Welcome to Anthropic: Stopping Racist AI with Kindness

In the ongoing battle against biased AI, Anthropic has come up with an unexpected solution: asking the AI really nicely to please not discriminate. In a recent self-published paper, Anthropic researchers explored ways to prevent their language model, Claude 2.0, from exhibiting biases in decision-making scenarios such as job applications and loan approvals.

Key Takeaway

Anthropic researchers have found that adding pleas and instructions for fairness can significantly reduce biases in AI models. By asking the models “really nicely,” discrimination in decision-making processes related to protected categories can be minimized. This approach offers a potential solution to the problem of biased AI.

Identifying Biases

Before tackling the issue head-on, the researchers first needed to confirm that the model’s decisions were indeed influenced by attributes like race, gender, and age. Unsurprisingly, the findings revealed that certain protected categories, particularly being Black, led to the strongest discrimination. Native American and nonbinary individuals also faced varying levels of bias.

A Plea for Fairness

While attempting to rephrase the prompts or making the model “think out loud” had no impact, the researchers discovered a promising method they called “interventions.” These interventions involved adding a plea to the prompt, urging the model to ignore the protected characteristics when making its decision.

For example, the researchers appended a message to the prompt specifically instructing the model to imagine making the decision without considering any protected characteristics. To emphasize the importance of fairness, they even included a comical repetition of the word “really.” Surprisingly, this method proved to be highly effective in reducing discrimination.

Success Against Bias

By incorporating these interventions, the researchers achieved near-zero discrimination in many test cases. In fact, the model responded well even to prompts that included repetitions of “really,” along with a warning about the legal consequences of discriminatory decisions. The team’s findings offer intriguing insights into combating biases within AI models.

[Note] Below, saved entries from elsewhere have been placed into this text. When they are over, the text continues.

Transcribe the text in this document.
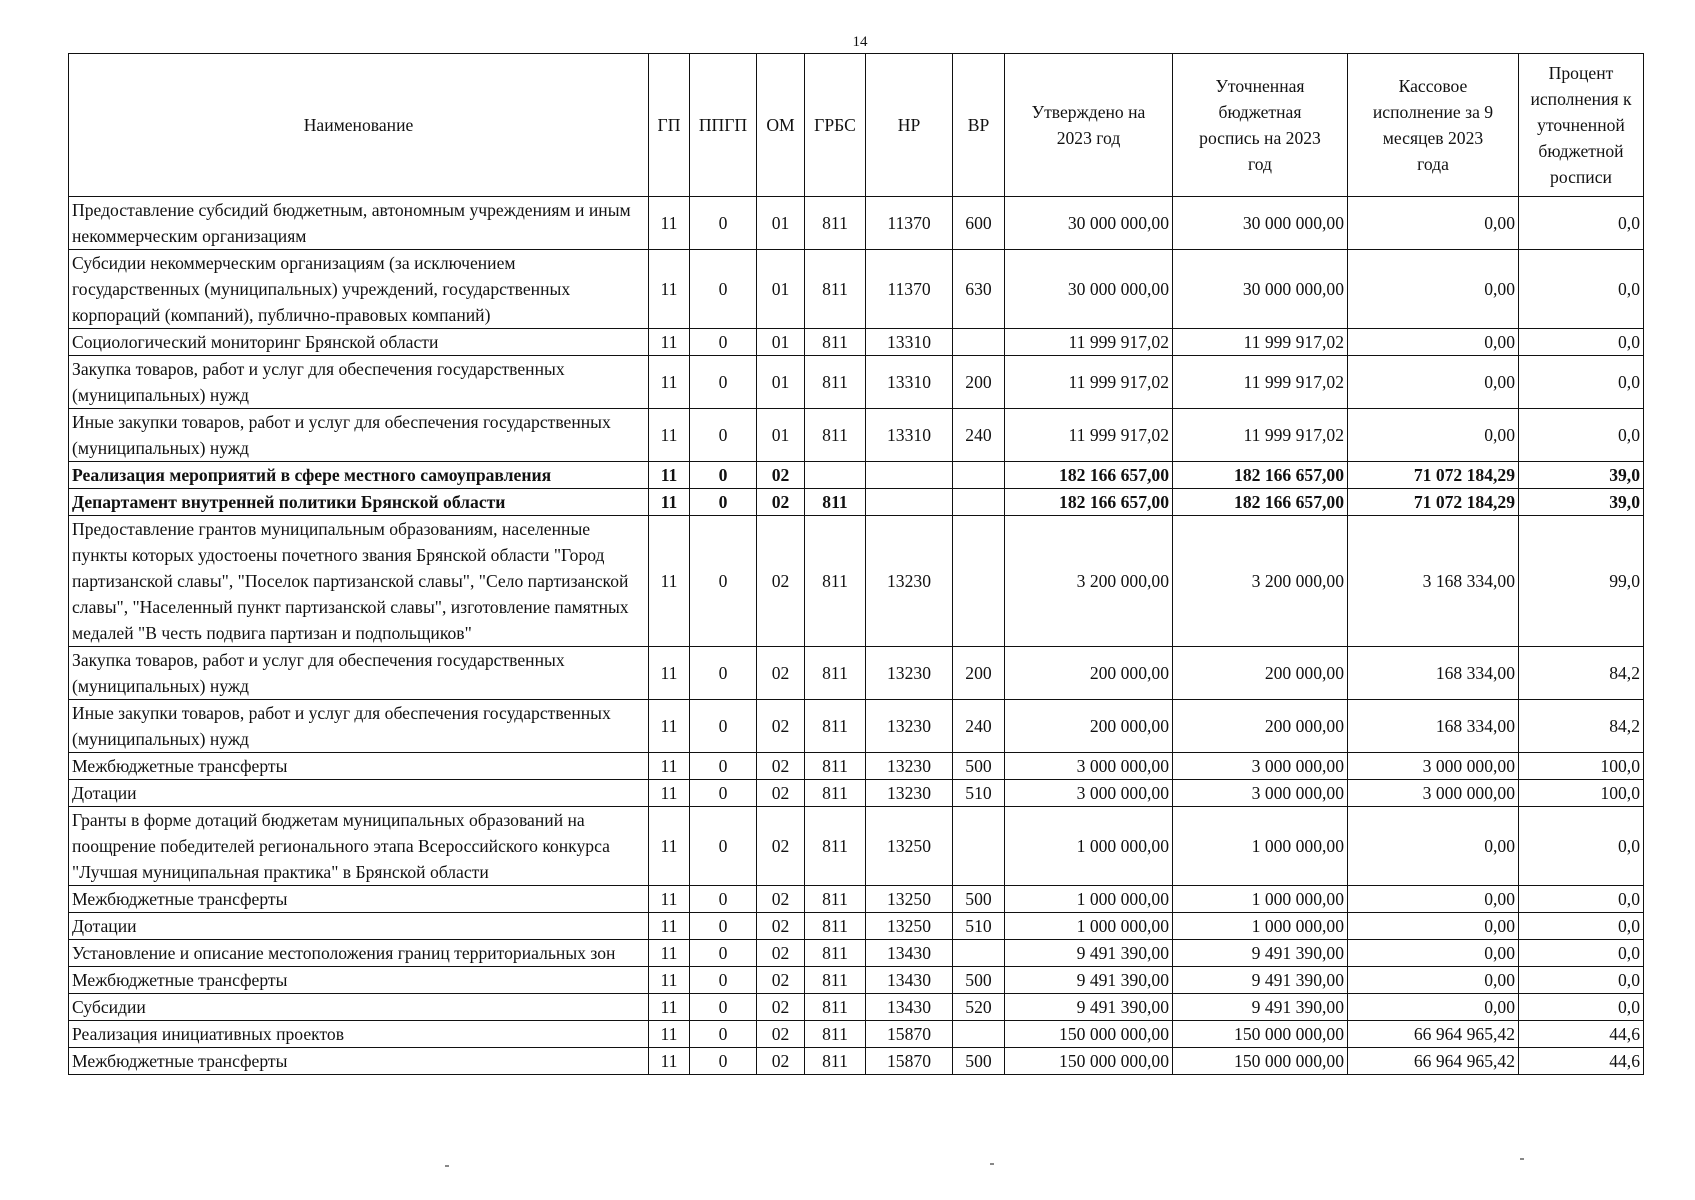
14
Наименование	ГП	ППГП	ОМ	ГРБС	НР	ВР	Утверждено на 2023 год	Уточненная бюджетная роспись на 2023 год	Кассовое исполнение за 9 месяцев 2023 года	Процент исполнения к уточненной бюджетной росписи
Предоставление субсидий бюджетным, автономным учреждениям и иным некоммерческим организациям	11	0	01	811	11370	600	30 000 000,00	30 000 000,00	0,00	0,0
Субсидии некоммерческим организациям (за исключением государственных (муниципальных) учреждений, государственных корпораций (компаний), публично-правовых компаний)	11	0	01	811	11370	630	30 000 000,00	30 000 000,00	0,00	0,0
Социологический мониторинг Брянской области	11	0	01	811	13310		11 999 917,02	11 999 917,02	0,00	0,0
Закупка товаров, работ и услуг для обеспечения государственных (муниципальных) нужд	11	0	01	811	13310	200	11 999 917,02	11 999 917,02	0,00	0,0
Иные закупки товаров, работ и услуг для обеспечения государственных (муниципальных) нужд	11	0	01	811	13310	240	11 999 917,02	11 999 917,02	0,00	0,0
Реализация мероприятий в сфере местного самоуправления	11	0	02				182 166 657,00	182 166 657,00	71 072 184,29	39,0
Департамент внутренней политики Брянской области	11	0	02	811			182 166 657,00	182 166 657,00	71 072 184,29	39,0
Предоставление грантов муниципальным образованиям, населенные пункты которых удостоены почетного звания Брянской области "Город партизанской славы", "Поселок партизанской славы", "Село партизанской славы", "Населенный пункт партизанской славы", изготовление памятных медалей "В честь подвига партизан и подпольщиков"	11	0	02	811	13230		3 200 000,00	3 200 000,00	3 168 334,00	99,0
Закупка товаров, работ и услуг для обеспечения государственных (муниципальных) нужд	11	0	02	811	13230	200	200 000,00	200 000,00	168 334,00	84,2
Иные закупки товаров, работ и услуг для обеспечения государственных (муниципальных) нужд	11	0	02	811	13230	240	200 000,00	200 000,00	168 334,00	84,2
Межбюджетные трансферты	11	0	02	811	13230	500	3 000 000,00	3 000 000,00	3 000 000,00	100,0
Дотации	11	0	02	811	13230	510	3 000 000,00	3 000 000,00	3 000 000,00	100,0
Гранты в форме дотаций бюджетам муниципальных образований на поощрение победителей регионального этапа Всероссийского конкурса "Лучшая муниципальная практика" в Брянской области	11	0	02	811	13250		1 000 000,00	1 000 000,00	0,00	0,0
Межбюджетные трансферты	11	0	02	811	13250	500	1 000 000,00	1 000 000,00	0,00	0,0
Дотации	11	0	02	811	13250	510	1 000 000,00	1 000 000,00	0,00	0,0
Установление и описание местоположения границ территориальных зон	11	0	02	811	13430		9 491 390,00	9 491 390,00	0,00	0,0
Межбюджетные трансферты	11	0	02	811	13430	500	9 491 390,00	9 491 390,00	0,00	0,0
Субсидии	11	0	02	811	13430	520	9 491 390,00	9 491 390,00	0,00	0,0
Реализация инициативных проектов	11	0	02	811	15870		150 000 000,00	150 000 000,00	66 964 965,42	44,6
Межбюджетные трансферты	11	0	02	811	15870	500	150 000 000,00	150 000 000,00	66 964 965,42	44,6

However, it is important to note that the researchers do not endorse using models like Claude for critical decisions. While these interventions may be effective in specific contexts, the use of language models to automate important operations carries inherent risks. Ultimately, the responsibility of governing the appropriate use of AI models for high-stakes decisions lies with governments and societies, guided by existing anti-discrimination laws.

As the battle against biased AI continues, Anthonic’s research sheds light on the need for proactive measures to anticipate and mitigate potential risks. By addressing biases early on, we can strive for a future where AI decisions are fair, unbiased, and driven by the principles of equality.